Here’s how I do it: I set two alarms — because that’s what it takes to wake me up — and rise extra early each weekday morning. I allow 15 minutes to splash some water on my face, get a cup of coffee (ready-made via a programmable coffee maker), and settle into my writing chair. Then I set a timer to write for 45 minutes — fifteen minutes for journaling and thirty minutes for creative writing. I do not check my email, surf the Internet (unless needed for research), or open Facebook or Twitter. These are strictly not allowed until my writing timer goes off.
And though I restrict my scheduled writing time to weekdays because weekends are filled with family and other responsibilities, I do sneak in some weekend writing when I can. But I don’t beat myself up if that doesn’t happen. I’m not perfect, and this is not a perfect system, but I’m sticking with it and making progress.
Do you struggle with making time to write?
Here are some questions for your consideration:
- Where in your schedule could you carve out fifteen to thirty minutes of uninterrupted writing time each day? Early morning? Lunchtime? Immediately after work? Late at night? During your commute on the train or bus?
- When do you typically have the most energy: morning, midday, or at night?

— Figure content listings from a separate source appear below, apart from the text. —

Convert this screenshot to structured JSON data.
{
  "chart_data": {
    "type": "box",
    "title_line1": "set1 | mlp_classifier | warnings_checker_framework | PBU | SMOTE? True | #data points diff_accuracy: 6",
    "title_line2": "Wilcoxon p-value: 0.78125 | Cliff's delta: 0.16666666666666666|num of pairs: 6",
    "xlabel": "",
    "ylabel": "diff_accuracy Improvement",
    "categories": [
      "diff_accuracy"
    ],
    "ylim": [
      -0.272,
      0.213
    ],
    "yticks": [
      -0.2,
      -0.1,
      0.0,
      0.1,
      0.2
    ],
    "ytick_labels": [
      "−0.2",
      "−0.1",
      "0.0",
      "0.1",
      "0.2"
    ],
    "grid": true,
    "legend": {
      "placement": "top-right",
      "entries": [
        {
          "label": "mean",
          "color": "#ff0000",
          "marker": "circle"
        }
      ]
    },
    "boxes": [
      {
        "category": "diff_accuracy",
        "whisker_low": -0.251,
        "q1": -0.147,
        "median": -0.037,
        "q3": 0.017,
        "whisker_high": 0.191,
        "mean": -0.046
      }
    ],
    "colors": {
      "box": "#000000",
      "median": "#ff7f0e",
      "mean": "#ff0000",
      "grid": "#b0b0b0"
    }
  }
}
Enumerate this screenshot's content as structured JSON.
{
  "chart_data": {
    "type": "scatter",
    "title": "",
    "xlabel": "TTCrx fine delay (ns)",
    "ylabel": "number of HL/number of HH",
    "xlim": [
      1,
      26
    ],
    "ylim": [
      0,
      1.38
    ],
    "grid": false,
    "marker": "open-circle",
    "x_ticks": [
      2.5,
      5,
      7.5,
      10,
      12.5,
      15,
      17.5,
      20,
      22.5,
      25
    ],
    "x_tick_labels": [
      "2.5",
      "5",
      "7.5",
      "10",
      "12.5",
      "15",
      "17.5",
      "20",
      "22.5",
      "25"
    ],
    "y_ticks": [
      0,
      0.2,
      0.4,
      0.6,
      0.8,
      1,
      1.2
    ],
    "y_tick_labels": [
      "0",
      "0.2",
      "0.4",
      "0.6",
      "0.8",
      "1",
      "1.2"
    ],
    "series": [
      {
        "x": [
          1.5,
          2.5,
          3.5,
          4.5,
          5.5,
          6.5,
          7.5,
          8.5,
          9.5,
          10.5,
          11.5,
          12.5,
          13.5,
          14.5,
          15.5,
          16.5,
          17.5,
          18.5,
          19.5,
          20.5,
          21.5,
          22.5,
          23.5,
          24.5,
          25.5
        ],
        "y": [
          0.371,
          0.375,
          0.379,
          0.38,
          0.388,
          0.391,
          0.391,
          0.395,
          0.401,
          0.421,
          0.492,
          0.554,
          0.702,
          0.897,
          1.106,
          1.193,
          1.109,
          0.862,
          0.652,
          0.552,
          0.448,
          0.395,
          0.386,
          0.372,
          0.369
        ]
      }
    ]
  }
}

- What affect does your job have over your energy level and ability to focus?
- What other responsibilities do you have that affect your energy level and ability to focus?
- What are your writing goals?
- How can you break down your goals into small, achievable bites?
Now a one-week challenge:
- Commit to the challenge by leaving a comment below. All you have to say is that you’re going to do it. (Hey, how bad can a one-week commitment be?)
- Write down one doable, chewable writing goal that you could accomplish this week and share it with a friend — or be daring and share it with us along with your commitment comment. Writing down your goal and sharing it makes you more accountable.
- Schedule your writing time each day for the next week. It doesn’t have to be the same time every day, as long as you schedule it. I don’t suggest anything less than fifteen minutes, though five minutes here and there for journaling and/or brainstorming can augment your regularly scheduled writing time.
- Set an alarm or an appointment reminder keep you on track.
- When you sit down to write, set a timer and when your fifteen or thirty or sixty minutes is up, stop writing. Stopping can be difficult, because you’ll feel like you just got going. But stop anyway.
- Stick to your schedule for one week.
- Come back here at the end of the week and post an update by replying to your original comment.
You can do it. I know you can!
And if you’re a writer with a day job (and being a full-time caregiver counts) who has already solved your writing time conundrum, please feel free to share. Every success story contributes to others.